Recent ZeroSSL certs, excluding the `www` subdomain

entity:cert issuer:*ZeroSSL* seen:2024-08-01+ NOT domain:www.*

Domains pointing to a specific A record

entity:dns a_record:142.250.203.* domain:*.ch

Pages whose title mentions a brand on a domain that isn't theirs

entity:http title:'*Swisscom*' NOT domain:*.swisscom.ch NOT domain:swisscom.ch

Look-alike domains registered recently

entity:whois fuzzy_domain:amazon.com creation_date:2024-09-01+

Multi-entity: WHOIS + DNS together

(entity:whois registrar:'NameCheap, Inc.' domain:shadow*) AND (entity:dns ns_record:*.dreamhost.com.)

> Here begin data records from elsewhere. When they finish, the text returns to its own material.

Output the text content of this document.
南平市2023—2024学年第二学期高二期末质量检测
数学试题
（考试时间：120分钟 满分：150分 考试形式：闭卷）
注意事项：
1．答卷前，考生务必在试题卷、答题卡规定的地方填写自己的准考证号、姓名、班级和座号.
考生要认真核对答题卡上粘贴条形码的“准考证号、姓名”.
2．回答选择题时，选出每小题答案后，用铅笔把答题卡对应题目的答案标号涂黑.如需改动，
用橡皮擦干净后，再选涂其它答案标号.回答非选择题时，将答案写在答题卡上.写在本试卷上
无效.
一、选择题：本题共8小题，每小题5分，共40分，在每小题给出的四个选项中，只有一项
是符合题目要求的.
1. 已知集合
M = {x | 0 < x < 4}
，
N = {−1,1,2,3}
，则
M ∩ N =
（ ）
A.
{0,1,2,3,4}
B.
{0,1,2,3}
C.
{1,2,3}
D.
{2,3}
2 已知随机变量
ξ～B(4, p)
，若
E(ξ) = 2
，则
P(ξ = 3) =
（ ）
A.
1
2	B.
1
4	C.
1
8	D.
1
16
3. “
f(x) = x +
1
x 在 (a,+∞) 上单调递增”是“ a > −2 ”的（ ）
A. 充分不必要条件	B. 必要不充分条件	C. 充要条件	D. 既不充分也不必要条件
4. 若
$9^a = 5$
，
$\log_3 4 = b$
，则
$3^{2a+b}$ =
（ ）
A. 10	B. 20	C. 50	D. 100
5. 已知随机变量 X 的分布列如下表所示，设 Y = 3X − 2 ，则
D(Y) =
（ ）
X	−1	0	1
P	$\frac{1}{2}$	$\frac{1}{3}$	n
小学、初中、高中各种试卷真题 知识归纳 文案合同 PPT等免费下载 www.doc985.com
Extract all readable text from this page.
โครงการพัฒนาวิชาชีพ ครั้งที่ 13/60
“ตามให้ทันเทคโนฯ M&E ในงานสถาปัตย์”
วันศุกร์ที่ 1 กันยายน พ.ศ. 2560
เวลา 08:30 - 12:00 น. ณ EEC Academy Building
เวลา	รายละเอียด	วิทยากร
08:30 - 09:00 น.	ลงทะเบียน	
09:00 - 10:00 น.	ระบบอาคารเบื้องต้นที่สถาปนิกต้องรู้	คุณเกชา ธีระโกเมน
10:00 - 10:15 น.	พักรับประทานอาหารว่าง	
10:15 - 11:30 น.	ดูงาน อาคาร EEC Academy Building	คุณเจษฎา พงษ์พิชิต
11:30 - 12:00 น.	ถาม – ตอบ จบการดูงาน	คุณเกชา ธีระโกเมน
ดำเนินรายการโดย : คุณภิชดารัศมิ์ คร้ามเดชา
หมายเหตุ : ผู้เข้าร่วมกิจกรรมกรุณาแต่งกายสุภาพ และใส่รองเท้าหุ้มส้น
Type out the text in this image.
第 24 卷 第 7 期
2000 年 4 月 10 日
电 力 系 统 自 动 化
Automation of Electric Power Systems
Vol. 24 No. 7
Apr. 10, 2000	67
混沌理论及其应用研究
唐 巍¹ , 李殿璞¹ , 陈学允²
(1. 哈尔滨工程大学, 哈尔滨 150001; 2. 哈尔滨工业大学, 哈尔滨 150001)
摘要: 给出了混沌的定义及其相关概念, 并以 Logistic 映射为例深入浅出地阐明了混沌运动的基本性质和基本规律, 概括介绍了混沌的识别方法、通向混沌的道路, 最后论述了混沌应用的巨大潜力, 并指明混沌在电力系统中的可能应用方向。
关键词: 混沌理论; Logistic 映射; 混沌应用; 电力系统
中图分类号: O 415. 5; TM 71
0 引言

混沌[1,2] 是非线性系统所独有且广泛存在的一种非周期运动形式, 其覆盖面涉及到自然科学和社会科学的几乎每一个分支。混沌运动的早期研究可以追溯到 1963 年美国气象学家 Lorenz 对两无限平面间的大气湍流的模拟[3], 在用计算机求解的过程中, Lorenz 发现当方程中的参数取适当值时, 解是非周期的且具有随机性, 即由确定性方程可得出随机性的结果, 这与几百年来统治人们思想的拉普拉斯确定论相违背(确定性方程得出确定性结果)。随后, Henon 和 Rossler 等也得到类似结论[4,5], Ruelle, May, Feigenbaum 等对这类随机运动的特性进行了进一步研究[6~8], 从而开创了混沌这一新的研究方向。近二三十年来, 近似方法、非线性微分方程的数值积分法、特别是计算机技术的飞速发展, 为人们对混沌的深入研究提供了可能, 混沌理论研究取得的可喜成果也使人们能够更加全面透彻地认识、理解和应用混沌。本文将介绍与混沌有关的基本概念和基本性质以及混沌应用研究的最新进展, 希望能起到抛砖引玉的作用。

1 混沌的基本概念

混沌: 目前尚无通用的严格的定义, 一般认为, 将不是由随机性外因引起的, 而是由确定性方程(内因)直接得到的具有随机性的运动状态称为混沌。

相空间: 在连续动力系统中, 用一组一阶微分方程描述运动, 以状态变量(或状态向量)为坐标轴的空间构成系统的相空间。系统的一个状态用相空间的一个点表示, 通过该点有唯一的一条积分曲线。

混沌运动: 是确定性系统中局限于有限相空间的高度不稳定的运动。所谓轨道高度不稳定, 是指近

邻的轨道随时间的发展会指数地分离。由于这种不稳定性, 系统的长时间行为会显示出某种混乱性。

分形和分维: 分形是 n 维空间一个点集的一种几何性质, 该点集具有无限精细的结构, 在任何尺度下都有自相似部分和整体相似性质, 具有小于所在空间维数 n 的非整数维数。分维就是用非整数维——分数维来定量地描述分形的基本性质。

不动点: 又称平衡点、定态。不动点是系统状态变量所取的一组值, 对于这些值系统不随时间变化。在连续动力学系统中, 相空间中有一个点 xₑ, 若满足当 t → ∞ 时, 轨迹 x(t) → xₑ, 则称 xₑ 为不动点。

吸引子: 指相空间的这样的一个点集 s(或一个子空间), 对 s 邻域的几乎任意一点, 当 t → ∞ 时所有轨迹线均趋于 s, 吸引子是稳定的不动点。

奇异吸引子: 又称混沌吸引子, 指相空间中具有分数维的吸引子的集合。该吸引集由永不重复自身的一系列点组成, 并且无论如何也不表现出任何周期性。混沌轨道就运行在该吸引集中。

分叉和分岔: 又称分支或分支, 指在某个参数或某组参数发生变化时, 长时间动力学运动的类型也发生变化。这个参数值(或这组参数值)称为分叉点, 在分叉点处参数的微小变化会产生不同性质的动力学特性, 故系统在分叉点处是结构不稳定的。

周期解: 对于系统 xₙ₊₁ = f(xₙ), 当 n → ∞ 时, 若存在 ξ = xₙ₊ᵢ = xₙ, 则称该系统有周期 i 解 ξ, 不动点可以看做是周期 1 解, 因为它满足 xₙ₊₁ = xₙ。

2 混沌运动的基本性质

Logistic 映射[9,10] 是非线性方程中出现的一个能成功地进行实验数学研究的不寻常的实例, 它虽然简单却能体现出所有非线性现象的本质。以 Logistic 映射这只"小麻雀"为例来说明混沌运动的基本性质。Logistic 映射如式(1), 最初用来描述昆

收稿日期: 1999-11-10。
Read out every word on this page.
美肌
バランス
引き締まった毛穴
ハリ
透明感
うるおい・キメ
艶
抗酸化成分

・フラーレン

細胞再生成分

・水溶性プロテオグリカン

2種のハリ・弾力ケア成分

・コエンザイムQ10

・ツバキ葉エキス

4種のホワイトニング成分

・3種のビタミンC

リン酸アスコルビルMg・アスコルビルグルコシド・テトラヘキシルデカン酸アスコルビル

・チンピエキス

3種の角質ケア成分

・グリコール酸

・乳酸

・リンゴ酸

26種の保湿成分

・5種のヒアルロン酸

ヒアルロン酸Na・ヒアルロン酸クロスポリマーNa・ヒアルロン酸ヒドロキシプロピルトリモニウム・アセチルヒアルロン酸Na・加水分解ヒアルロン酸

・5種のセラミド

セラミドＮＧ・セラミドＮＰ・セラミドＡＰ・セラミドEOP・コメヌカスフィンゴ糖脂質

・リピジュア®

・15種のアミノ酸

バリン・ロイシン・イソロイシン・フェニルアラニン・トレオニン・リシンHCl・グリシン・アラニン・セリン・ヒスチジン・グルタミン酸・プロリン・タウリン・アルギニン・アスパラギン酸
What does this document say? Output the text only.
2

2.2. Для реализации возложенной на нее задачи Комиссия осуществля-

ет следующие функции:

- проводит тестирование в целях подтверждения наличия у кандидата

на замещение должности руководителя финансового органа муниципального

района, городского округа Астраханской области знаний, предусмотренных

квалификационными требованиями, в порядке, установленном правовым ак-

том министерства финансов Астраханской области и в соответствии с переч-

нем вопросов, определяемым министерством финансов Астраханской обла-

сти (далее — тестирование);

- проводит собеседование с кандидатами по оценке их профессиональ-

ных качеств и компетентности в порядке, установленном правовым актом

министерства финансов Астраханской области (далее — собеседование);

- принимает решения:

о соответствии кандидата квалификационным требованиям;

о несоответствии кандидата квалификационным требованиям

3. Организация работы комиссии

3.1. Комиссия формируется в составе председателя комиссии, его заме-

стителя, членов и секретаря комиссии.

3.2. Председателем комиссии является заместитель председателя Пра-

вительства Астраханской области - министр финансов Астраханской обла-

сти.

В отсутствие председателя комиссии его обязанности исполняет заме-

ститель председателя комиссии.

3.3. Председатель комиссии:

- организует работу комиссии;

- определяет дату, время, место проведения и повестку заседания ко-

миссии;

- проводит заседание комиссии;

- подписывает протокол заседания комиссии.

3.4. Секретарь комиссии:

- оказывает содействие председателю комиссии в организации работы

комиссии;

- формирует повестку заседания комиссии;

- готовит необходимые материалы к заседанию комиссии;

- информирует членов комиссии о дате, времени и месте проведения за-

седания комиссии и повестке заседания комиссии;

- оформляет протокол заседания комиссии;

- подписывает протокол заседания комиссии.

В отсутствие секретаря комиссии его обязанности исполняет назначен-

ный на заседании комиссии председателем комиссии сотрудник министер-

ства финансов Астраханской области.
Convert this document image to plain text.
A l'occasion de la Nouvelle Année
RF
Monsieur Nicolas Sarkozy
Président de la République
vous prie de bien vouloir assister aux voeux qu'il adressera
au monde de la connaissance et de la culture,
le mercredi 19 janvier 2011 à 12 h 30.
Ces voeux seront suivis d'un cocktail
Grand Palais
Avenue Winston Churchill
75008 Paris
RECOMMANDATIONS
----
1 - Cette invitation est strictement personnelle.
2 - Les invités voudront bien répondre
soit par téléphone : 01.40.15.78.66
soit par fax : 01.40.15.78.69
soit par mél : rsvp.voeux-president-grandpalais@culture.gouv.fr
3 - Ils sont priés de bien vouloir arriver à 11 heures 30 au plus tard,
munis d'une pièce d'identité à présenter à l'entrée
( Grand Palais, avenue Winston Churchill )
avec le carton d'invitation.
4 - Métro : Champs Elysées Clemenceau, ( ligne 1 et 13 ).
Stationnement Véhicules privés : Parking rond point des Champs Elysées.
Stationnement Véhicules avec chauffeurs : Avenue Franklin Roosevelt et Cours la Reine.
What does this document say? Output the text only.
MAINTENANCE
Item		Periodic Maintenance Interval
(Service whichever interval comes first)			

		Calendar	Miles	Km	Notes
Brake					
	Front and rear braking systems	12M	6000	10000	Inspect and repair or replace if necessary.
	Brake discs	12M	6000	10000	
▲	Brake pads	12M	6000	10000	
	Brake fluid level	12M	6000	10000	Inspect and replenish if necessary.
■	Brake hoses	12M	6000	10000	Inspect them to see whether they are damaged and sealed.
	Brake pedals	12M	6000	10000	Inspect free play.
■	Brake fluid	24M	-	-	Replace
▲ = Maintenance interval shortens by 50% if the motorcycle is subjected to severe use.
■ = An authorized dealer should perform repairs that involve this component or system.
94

Subscription gating. Some fields and features are restricted to paid plans: fuzzy_domain, the lexical features (starts_with_nr, ends_with_nr, contains_nr, contains_hyphen, domain_length), the tag field, the http entity, and multi-entity queries. The exact data history window also depends on your plan. See the pricing page for details.